Lise ve üniversite giriş sınavları ise, kazanma olasılığı, hayatla ilgili yüklenen anlam vs. nedeniyle özel bir stres faktörüne dönüşmekte, özellikle çevresi ya da kendisinin başarı düzeyi beklentisi yüksek gençlerde büyük bir strese neden olabilmekte, sınav kaygısı denecek düzeyde kaygı yaratabilmektedir. Sınav kaygısı; öğrenilen bilgilerin sınav sırasında etkili bir biçimde kullanılmasına engelleyen ve başarının düşmesine yol açan yoğun kaygı olarak tanımlanır. Bu kaygı, endişe, tedirginlik, sıkıntı, başarısızlık korkusu, çalışma isteksizliği, kendine güvenin azalması, yetersizlik hissi gibi ruhsal belirtilerle ya da mide bulantısı, titreme, ağız kuruluğu, terleme, uyku düzensizliği karın ağrısı, baygınlık hissi gibi bedensel yakınmalarla veyahut dikkat ve konsantrasyon bozuklukları ile kendini gösterebilir.

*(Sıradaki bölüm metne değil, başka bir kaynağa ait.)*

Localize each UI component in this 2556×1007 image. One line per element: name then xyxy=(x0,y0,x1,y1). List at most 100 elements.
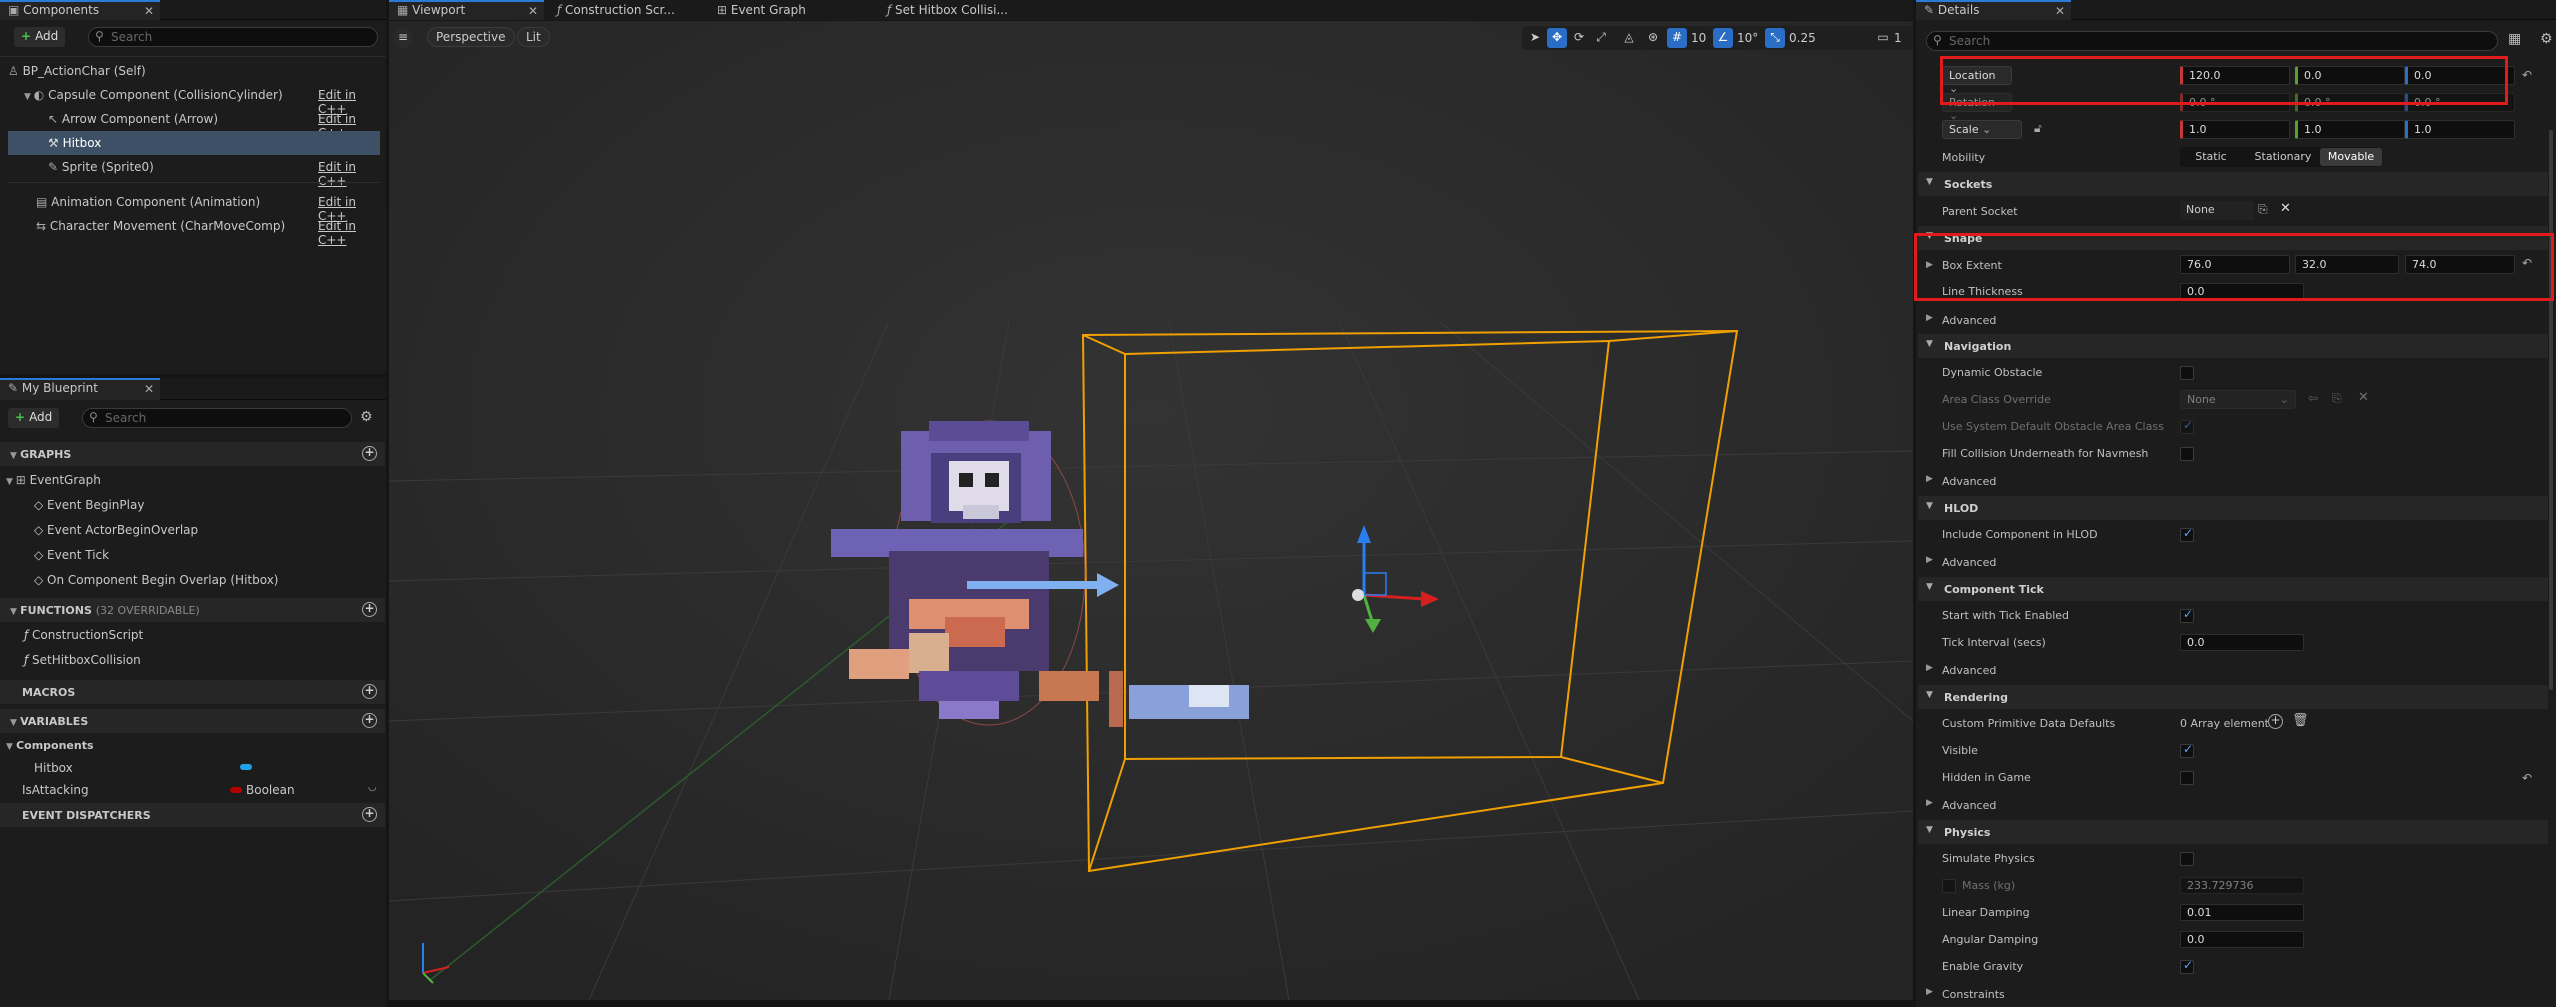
scale-snap-icon[interactable]: ⤡ xyxy=(1765,28,1785,48)
scrollbar[interactable] xyxy=(2549,130,2553,690)
scale-mode-icon[interactable]: ⤢ xyxy=(1591,28,1611,48)
functions-section-header[interactable]: ▼ FUNCTIONS (32 OVERRIDABLE) + xyxy=(0,598,385,622)
graph-event-actorbeginoverlap[interactable]: ◇ Event ActorBeginOverlap xyxy=(34,519,198,541)
edit-in-cpp-link[interactable]: Edit in C++ xyxy=(318,160,386,188)
rotation-snap-icon[interactable]: ∠ xyxy=(1713,28,1733,48)
perspective-button[interactable]: Perspective xyxy=(427,27,515,47)
add-blueprint-member-button[interactable]: + Add xyxy=(8,408,60,428)
variable-hitbox[interactable]: Hitbox xyxy=(34,757,73,779)
macros-section-header[interactable]: MACROS + xyxy=(0,680,385,704)
tab-construction-script[interactable]: ƒ Construction Scr... xyxy=(549,0,704,20)
mass-override-checkbox[interactable] xyxy=(1942,879,1956,893)
rendering-category[interactable]: ▼ Rendering xyxy=(1918,685,2548,709)
reset-to-default-icon[interactable]: ↶ xyxy=(2522,771,2532,785)
settings-gear-icon[interactable]: ⚙ xyxy=(360,409,373,425)
close-icon[interactable]: ✕ xyxy=(2055,4,2065,18)
mobility-static-option[interactable]: Static xyxy=(2182,150,2240,163)
browse-socket-icon[interactable]: ⎘ xyxy=(2258,202,2268,217)
translate-mode-icon[interactable]: ✥ xyxy=(1547,28,1567,48)
edit-in-cpp-link[interactable]: Edit in C++ xyxy=(318,219,386,247)
function-sethitboxcollision[interactable]: ƒ SetHitboxCollision xyxy=(24,649,141,671)
graph-event-beginplay[interactable]: ◇ Event BeginPlay xyxy=(34,494,144,516)
mass-field[interactable]: 233.729736 xyxy=(2180,877,2304,894)
browse-icon[interactable]: ⎘ xyxy=(2332,391,2342,406)
lock-icon[interactable]: 🔓︎ xyxy=(2034,121,2042,136)
constraints-row[interactable]: ▶ Constraints xyxy=(1918,980,2548,1007)
tab-components[interactable]: ▣ Components ✕ xyxy=(0,0,160,20)
scale-z-field[interactable]: 1.0 xyxy=(2405,120,2515,139)
physics-category[interactable]: ▼ Physics xyxy=(1918,820,2548,844)
parent-socket-value[interactable]: None xyxy=(2180,201,2254,220)
tab-set-hitbox-collision[interactable]: ƒ Set Hitbox Collisi... xyxy=(879,0,1034,20)
camera-speed-value[interactable]: 1 xyxy=(1894,31,1902,45)
rotation-snap-value[interactable]: 10° xyxy=(1737,31,1758,45)
shape-advanced-row[interactable]: ▶ Advanced xyxy=(1918,306,2548,333)
navigation-category[interactable]: ▼ Navigation xyxy=(1918,334,2548,358)
select-mode-icon[interactable]: ➤ xyxy=(1525,28,1545,48)
trash-icon[interactable]: 🗑︎ xyxy=(2292,713,2309,728)
close-icon[interactable]: ✕ xyxy=(144,4,154,18)
add-dispatcher-icon[interactable]: + xyxy=(362,807,377,822)
scale-x-field[interactable]: 1.0 xyxy=(2180,120,2290,139)
close-icon[interactable]: ✕ xyxy=(144,382,154,396)
use-system-default-checkbox[interactable] xyxy=(2180,418,2194,434)
settings-gear-icon[interactable]: ⚙ xyxy=(2540,31,2553,47)
variables-group-components[interactable]: ▼ Components xyxy=(6,735,94,757)
tree-item-hitbox[interactable]: ⚒ Hitbox xyxy=(8,131,380,155)
components-search-input[interactable]: ⚲ Search xyxy=(88,27,378,47)
lit-button[interactable]: Lit xyxy=(517,27,550,47)
clear-icon[interactable]: ✕ xyxy=(2358,390,2369,405)
world-local-icon[interactable]: ◬ xyxy=(1619,28,1639,48)
include-hlod-checkbox[interactable] xyxy=(2180,526,2194,542)
dispatchers-section-header[interactable]: EVENT DISPATCHERS + xyxy=(0,803,385,827)
grid-snap-icon[interactable]: # xyxy=(1667,28,1687,48)
mobility-movable-option[interactable]: Movable xyxy=(2320,148,2382,166)
blueprint-search-input[interactable]: ⚲ Search xyxy=(82,408,352,428)
tab-my-blueprint[interactable]: ✎ My Blueprint ✕ xyxy=(0,378,160,400)
mobility-stationary-option[interactable]: Stationary xyxy=(2250,150,2316,163)
surface-snap-icon[interactable]: ⊛ xyxy=(1643,28,1663,48)
tree-item-self[interactable]: ♙ BP_ActionChar (Self) xyxy=(8,59,380,83)
tab-viewport[interactable]: ▦ Viewport ✕ xyxy=(389,0,544,20)
variable-isattacking[interactable]: IsAttacking xyxy=(22,779,89,801)
hidden-in-game-checkbox[interactable] xyxy=(2180,771,2194,785)
graph-event-component-overlap[interactable]: ◇ On Component Begin Overlap (Hitbox) xyxy=(34,569,278,591)
close-icon[interactable]: ✕ xyxy=(528,4,538,18)
area-class-dropdown[interactable]: None ⌄ xyxy=(2180,390,2296,409)
reset-to-default-icon[interactable]: ↶ xyxy=(2522,68,2532,82)
use-selected-icon[interactable]: ⇦ xyxy=(2308,391,2318,405)
function-constructionscript[interactable]: ƒ ConstructionScript xyxy=(24,624,143,646)
tab-details[interactable]: ✎ Details ✕ xyxy=(1916,0,2071,20)
scale-snap-value[interactable]: 0.25 xyxy=(1789,31,1816,45)
sockets-category[interactable]: ▼ Sockets xyxy=(1918,172,2548,196)
navigation-advanced-row[interactable]: ▶ Advanced xyxy=(1918,467,2548,494)
graphs-section-header[interactable]: ▼ GRAPHS + xyxy=(0,442,385,466)
linear-damping-field[interactable]: 0.01 xyxy=(2180,904,2304,921)
add-graph-icon[interactable]: + xyxy=(362,446,377,461)
hlod-category[interactable]: ▼ HLOD xyxy=(1918,496,2548,520)
angular-damping-field[interactable]: 0.0 xyxy=(2180,931,2304,948)
scale-y-field[interactable]: 1.0 xyxy=(2295,120,2405,139)
variables-section-header[interactable]: ▼ VARIABLES + xyxy=(0,709,385,733)
add-macro-icon[interactable]: + xyxy=(362,684,377,699)
rendering-advanced-row[interactable]: ▶ Advanced xyxy=(1918,791,2548,818)
visibility-eye-icon[interactable]: ◡ xyxy=(368,782,377,793)
scale-dropdown[interactable]: Scale ⌄ xyxy=(1942,120,2022,139)
fill-collision-checkbox[interactable] xyxy=(2180,447,2194,461)
start-tick-checkbox[interactable] xyxy=(2180,607,2194,623)
table-view-icon[interactable]: ▦ xyxy=(2508,31,2521,47)
dynamic-obstacle-checkbox[interactable] xyxy=(2180,366,2194,380)
details-search-input[interactable]: ⚲ Search xyxy=(1926,31,2498,51)
tab-event-graph[interactable]: ⊞ Event Graph xyxy=(709,0,864,20)
add-element-icon[interactable]: + xyxy=(2268,714,2283,729)
clear-socket-icon[interactable]: ✕ xyxy=(2280,201,2291,216)
add-variable-icon[interactable]: + xyxy=(362,713,377,728)
graph-eventgraph[interactable]: ▼ ⊞ EventGraph xyxy=(6,469,101,491)
tick-advanced-row[interactable]: ▶ Advanced xyxy=(1918,656,2548,683)
rotate-mode-icon[interactable]: ⟳ xyxy=(1569,28,1589,48)
enable-gravity-checkbox[interactable] xyxy=(2180,958,2194,974)
grid-snap-value[interactable]: 10 xyxy=(1691,31,1706,45)
camera-speed-icon[interactable]: ▭ xyxy=(1873,28,1893,48)
hlod-advanced-row[interactable]: ▶ Advanced xyxy=(1918,548,2548,575)
visible-checkbox[interactable] xyxy=(2180,742,2194,758)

Sınav kaygısının varlığı basit ölçeklerle kolayca saptanabilmekte ve kişinin geçmiş yaşantısına ve kişilik özelliklerine bağlı olarak süresi değişse de EMDR denen teknikle genelde 2-4 seans arasında üstesinden gelinmektedir.
EMDR (Eye Movement Desensitization Reprocessing) -Göz Hareketleriyle Duyarsızlaştırma ve Yeniden İşleme tekniği, Psikolog Francine Shapiro tarafından seksenli yılların sonunda geliştirilmiştir. Shapiro, travmatik bir anısının etkisindeyken gözlerini sağa ve sola hareket ettirerek yürümesi sonucunda kendini iyi hissettiğini fark etmiş, bu konu üzerinde çalışmaya başlamıştır. Özellikle travmatik yaşantıları olna kişilerde, savaş gazilerinde vs bu yöntemi denemiş ve etkili olduğunu görmüştür.

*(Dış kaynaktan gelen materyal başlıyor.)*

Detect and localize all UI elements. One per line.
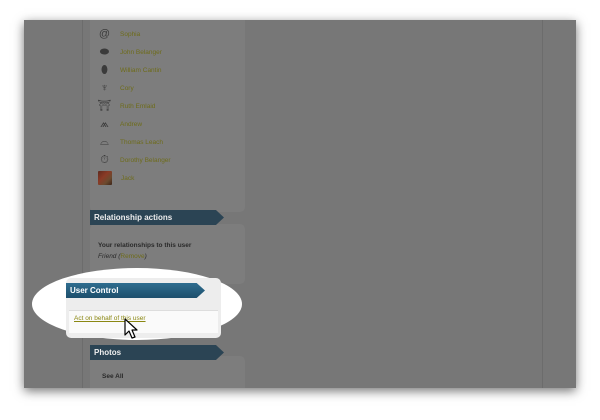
friend-name[interactable]: Dorothy Belanger — [120, 157, 171, 164]
stopwatch-icon: ⏱ — [100, 153, 109, 166]
friend-name[interactable]: William Cantin — [120, 67, 162, 74]
friend-name[interactable]: Sophia — [120, 31, 140, 38]
avatar[interactable] — [98, 171, 112, 185]
friend-item[interactable]: ⩕ Andrew — [98, 116, 142, 132]
mouse-pointer-icon — [124, 318, 138, 339]
friend-name[interactable]: John Belanger — [120, 49, 162, 56]
photos-card — [90, 356, 245, 388]
friend-item[interactable]: ⌓ Thomas Leach — [98, 134, 163, 150]
photos-heading: Photos — [90, 345, 224, 360]
friend-name[interactable]: Jack — [121, 175, 134, 182]
football-icon: ⬮ — [101, 63, 108, 76]
friend-item[interactable]: @ Sophia — [98, 26, 140, 42]
trophy-icon: ♆ — [100, 81, 109, 94]
friend-name[interactable]: Cory — [120, 85, 134, 92]
user-control-heading: User Control — [66, 283, 205, 298]
crane-icon: ⛩ — [97, 99, 112, 112]
campfire-icon: ⩕ — [100, 117, 109, 130]
relationships-subheading: Your relationships to this user — [98, 242, 192, 249]
disc-icon: ⬬ — [99, 45, 110, 58]
friend-item[interactable]: ⏱ Dorothy Belanger — [98, 152, 171, 168]
friend-item[interactable]: ⬮ William Cantin — [98, 62, 162, 78]
relationship-status-label: Friend — [98, 253, 117, 260]
friend-item[interactable]: ⛩ Ruth Emlaid — [97, 98, 156, 114]
friend-item[interactable]: ⬬ John Belanger — [98, 44, 162, 60]
friend-name[interactable]: Thomas Leach — [120, 139, 163, 146]
hat-icon: ⌓ — [100, 135, 109, 148]
relationship-status: Friend (Remove) — [98, 253, 147, 260]
friend-item[interactable]: Jack — [98, 170, 134, 186]
friends-card: @ Sophia ⬬ John Belanger ⬮ William Canti… — [90, 20, 245, 212]
friend-name[interactable]: Ruth Emlaid — [120, 103, 155, 110]
see-all-link[interactable]: See All — [102, 373, 123, 380]
relationship-actions-heading: Relationship actions — [90, 210, 224, 225]
friend-item[interactable]: ♆ Cory — [98, 80, 134, 96]
page-border-right — [542, 20, 543, 388]
remove-relationship-link[interactable]: Remove — [120, 253, 144, 260]
spiral-icon: @ — [98, 27, 111, 40]
friend-name[interactable]: Andrew — [120, 121, 142, 128]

EMDR ile çalışırken, danışanların duygusal anlamda kendilerini rahatsız eden konuyu bedensel, imgesel, duygusal ve zihinsel düzeyde saptaması sağlanır. Belli bir puanlama sistemi ile kişinin kendi içsel değişimini kendisinin değerlendirmesi hedeflenir. Rahatsız eden anıya, bedensel sıkıntıya odaklanarak gözlerin sağa sola hareket ettirilmesi istenir. Sekiz basamaklı bir protokolle uygulanan teknik, duygusal, bilişsel ve bedensel alanların hepsinde birden çalışır. Duygusal ve bilişsel alandaki dengesizliklerin giderilmesi esasına dayanır. Göz hareketleriyle, duygu ve düşüncenin ayrı ayrı kodlandığı sağ ve sol beyinin aynı anda çalışarak hafızadaki bağlantıların ortaya çıktığı, olumsuz algıların yerine olumlu ve gerçekçi algıların konması ile iyileşme sağlandığı düşünülmektedir.

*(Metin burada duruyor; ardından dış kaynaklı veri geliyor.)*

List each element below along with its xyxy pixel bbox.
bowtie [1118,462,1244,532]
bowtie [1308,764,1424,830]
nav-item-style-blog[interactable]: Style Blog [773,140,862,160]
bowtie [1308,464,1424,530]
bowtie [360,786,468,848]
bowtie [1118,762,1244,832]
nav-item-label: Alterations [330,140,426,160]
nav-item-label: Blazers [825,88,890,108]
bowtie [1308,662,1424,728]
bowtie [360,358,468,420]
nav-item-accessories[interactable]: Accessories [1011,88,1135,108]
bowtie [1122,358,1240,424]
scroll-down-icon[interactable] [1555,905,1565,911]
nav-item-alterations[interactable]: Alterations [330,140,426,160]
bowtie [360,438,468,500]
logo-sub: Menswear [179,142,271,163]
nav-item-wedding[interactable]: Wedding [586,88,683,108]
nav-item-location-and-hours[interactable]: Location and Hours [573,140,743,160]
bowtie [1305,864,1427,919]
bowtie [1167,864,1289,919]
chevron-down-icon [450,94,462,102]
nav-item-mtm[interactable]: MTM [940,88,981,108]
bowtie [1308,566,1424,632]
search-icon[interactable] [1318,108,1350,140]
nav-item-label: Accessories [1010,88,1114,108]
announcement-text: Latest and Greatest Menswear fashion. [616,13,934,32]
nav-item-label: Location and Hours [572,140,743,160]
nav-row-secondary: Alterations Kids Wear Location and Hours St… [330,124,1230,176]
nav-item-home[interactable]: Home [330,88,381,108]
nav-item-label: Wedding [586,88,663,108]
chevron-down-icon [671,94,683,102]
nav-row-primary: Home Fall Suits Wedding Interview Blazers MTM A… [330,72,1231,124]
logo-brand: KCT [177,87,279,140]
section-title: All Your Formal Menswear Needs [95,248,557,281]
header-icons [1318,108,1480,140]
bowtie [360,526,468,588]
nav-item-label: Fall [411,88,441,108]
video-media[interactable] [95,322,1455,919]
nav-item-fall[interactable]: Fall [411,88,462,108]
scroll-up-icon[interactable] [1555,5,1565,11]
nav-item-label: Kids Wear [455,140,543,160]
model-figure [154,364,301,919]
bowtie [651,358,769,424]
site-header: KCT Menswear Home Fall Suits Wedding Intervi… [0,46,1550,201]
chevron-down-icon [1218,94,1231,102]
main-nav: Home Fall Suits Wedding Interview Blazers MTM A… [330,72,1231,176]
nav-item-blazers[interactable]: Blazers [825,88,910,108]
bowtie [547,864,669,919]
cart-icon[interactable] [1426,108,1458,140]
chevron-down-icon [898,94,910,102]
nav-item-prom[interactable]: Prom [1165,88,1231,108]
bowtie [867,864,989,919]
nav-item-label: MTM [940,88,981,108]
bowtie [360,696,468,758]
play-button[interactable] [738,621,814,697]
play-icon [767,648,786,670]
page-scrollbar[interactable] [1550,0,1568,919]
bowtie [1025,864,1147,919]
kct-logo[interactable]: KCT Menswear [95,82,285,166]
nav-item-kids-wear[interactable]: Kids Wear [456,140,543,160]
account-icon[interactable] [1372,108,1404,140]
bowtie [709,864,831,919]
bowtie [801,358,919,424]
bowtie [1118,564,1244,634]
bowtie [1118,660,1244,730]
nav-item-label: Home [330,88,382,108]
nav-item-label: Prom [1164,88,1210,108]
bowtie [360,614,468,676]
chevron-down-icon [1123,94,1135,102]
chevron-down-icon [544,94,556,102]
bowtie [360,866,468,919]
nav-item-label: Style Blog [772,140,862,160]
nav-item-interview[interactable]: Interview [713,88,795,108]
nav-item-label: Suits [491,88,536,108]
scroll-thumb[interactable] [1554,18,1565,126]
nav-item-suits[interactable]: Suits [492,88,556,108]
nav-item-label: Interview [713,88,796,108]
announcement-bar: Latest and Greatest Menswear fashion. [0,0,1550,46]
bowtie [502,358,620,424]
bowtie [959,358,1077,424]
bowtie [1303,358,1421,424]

EMDR şu anda kazalar, doğal felaketler gibi travmalardan sonra yaşanan ruhsal bozukluklar ve fobi, panik atak gibi rahatsızlıklar konusunda en etkili tekniklerin başında gelmektedir. Neden bu kadar kısa sürede ve etkili olduğu, beyinde yarattığı değişimin nedenleri konusunda araştırmalar devam etmektedir.